How to calculate dividend growth rate
Dividend growth rate is a crucial metric for investors who seek to invest in dividend-paying companies with a sustained track record of growing dividend payments over time. Calculating the dividend growth rate will help you determine the attractiveness of a particular stock based on the company’s ability to increase its dividends consistently. In this article, we will explain how to calculate the dividend growth rate using various methods.
1. Constant Dividend Growth Rate Model (Gordon Growth Model):
The Gordon Growth Model, also known as the Dividend Discount Model (DDM), helps investors estimate the value of a stock by incorporating the dividends’ projected growth rate. The formula for calculating constant dividend growth rate using this model is:
Dividend Growth Rate (g) = (Next Year’s Expected Dividends per Share – Current Year’s Dividends per Share)/(Current Year’s Dividends per Share) x 100%
For example, if a company’s current year’s dividends per share are $2, and next year’s expected dividends per share are $2.20:
Dividend Growth Rate (g) = ($2.20 – $2)/($2) x 100% = 10%
2. Historical Dividend Growth Rate:
Calculating the historical dividend growth rate requires data from previous years’ dividend payments. This method involves finding the Compound Annual Growth Rate (CAGR) of dividends over a specific period.

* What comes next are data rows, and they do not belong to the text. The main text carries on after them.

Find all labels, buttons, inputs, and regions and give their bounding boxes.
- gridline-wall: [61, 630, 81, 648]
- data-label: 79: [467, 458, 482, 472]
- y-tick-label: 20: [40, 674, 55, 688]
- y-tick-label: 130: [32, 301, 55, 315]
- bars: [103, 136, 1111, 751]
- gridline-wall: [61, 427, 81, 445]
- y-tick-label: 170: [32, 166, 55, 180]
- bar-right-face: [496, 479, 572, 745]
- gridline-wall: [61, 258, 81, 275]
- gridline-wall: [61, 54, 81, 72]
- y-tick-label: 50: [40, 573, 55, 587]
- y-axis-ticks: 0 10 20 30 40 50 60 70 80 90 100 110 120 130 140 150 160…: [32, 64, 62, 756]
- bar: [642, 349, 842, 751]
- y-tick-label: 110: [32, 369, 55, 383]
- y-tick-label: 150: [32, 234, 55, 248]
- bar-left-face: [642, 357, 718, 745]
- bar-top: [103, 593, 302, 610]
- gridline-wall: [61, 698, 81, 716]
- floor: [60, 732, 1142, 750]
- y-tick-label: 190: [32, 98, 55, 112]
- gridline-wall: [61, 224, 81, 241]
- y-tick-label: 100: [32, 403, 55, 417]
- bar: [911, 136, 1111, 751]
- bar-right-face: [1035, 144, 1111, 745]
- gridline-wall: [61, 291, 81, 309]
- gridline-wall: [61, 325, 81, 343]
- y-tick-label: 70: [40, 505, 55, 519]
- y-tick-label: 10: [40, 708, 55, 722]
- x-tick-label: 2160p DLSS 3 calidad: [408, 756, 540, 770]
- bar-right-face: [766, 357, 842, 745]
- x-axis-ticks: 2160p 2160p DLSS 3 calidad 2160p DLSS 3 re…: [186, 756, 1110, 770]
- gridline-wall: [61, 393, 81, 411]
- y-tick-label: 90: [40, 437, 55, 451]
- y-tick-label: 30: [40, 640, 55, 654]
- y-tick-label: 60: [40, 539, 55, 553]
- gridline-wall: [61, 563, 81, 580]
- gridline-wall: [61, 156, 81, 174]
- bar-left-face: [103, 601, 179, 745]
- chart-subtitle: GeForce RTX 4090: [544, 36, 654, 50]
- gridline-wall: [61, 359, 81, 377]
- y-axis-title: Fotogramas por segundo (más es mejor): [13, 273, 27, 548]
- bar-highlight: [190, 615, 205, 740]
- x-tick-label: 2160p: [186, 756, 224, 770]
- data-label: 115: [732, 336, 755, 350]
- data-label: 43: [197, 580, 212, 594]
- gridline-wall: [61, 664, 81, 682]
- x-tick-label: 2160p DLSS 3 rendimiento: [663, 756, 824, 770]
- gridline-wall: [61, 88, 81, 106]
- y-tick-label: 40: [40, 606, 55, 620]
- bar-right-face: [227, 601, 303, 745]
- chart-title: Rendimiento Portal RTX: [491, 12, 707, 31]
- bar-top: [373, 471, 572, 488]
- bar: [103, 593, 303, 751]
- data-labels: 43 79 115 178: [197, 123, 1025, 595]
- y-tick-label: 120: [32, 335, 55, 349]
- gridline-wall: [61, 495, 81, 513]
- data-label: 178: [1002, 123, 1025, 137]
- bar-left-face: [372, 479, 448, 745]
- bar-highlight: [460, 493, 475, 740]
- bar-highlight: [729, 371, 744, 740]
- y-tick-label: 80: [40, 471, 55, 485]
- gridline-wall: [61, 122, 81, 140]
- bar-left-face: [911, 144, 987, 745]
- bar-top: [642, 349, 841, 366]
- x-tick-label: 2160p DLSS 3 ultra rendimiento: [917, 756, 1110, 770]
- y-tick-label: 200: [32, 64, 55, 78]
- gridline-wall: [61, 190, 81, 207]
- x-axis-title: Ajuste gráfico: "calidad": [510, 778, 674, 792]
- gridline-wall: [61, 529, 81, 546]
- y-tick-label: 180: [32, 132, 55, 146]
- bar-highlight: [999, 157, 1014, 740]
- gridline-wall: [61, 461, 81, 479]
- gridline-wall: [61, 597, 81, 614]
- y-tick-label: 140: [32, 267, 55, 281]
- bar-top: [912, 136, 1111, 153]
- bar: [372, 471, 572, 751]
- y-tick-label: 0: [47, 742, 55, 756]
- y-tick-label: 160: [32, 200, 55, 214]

CAGR = (Ending Dividends per Share/Beginning Dividends per Share)^(1/n) – 1
Where “n” is the number of years between the beginning and ending periods.
For example, suppose a company paid dividends of $1 per share five years ago and currently pays a dividend of $1.50 per share. The historical dividend growth rate would be:
CAGR = ($1.50/$1)^(1/5) – 1 = 8.45%
3. Current Year’s Percentage Change:
Another method of calculating dividend growth rate is to compare the current year’s dividends per share with the previous year’s dividends per share. The formula is:
Dividend Growth Rate = (Current Year’s Dividends per Share – Previous Year’s Dividends per Share)/(Previous Year’s Dividends per Share) x 100%
For example, if a company paid a dividend of $1 per share last year and is paying $1.10 this year:
Dividend Growth Rate = ($1.10 – $1)/($1) x 100% = 10%
Conclusion:
Calculating the dividend growth rate helps investors gauge the potential of their investments in dividend-paying stocks and make informed decisions based on the company’s ability to maintain or increase its dividends over time. By using methods like the Gordon Growth Model, historical dividend growth rate, or the current year’s percentage change, investors can make better choices and build a strong, stable income-producing portfolio.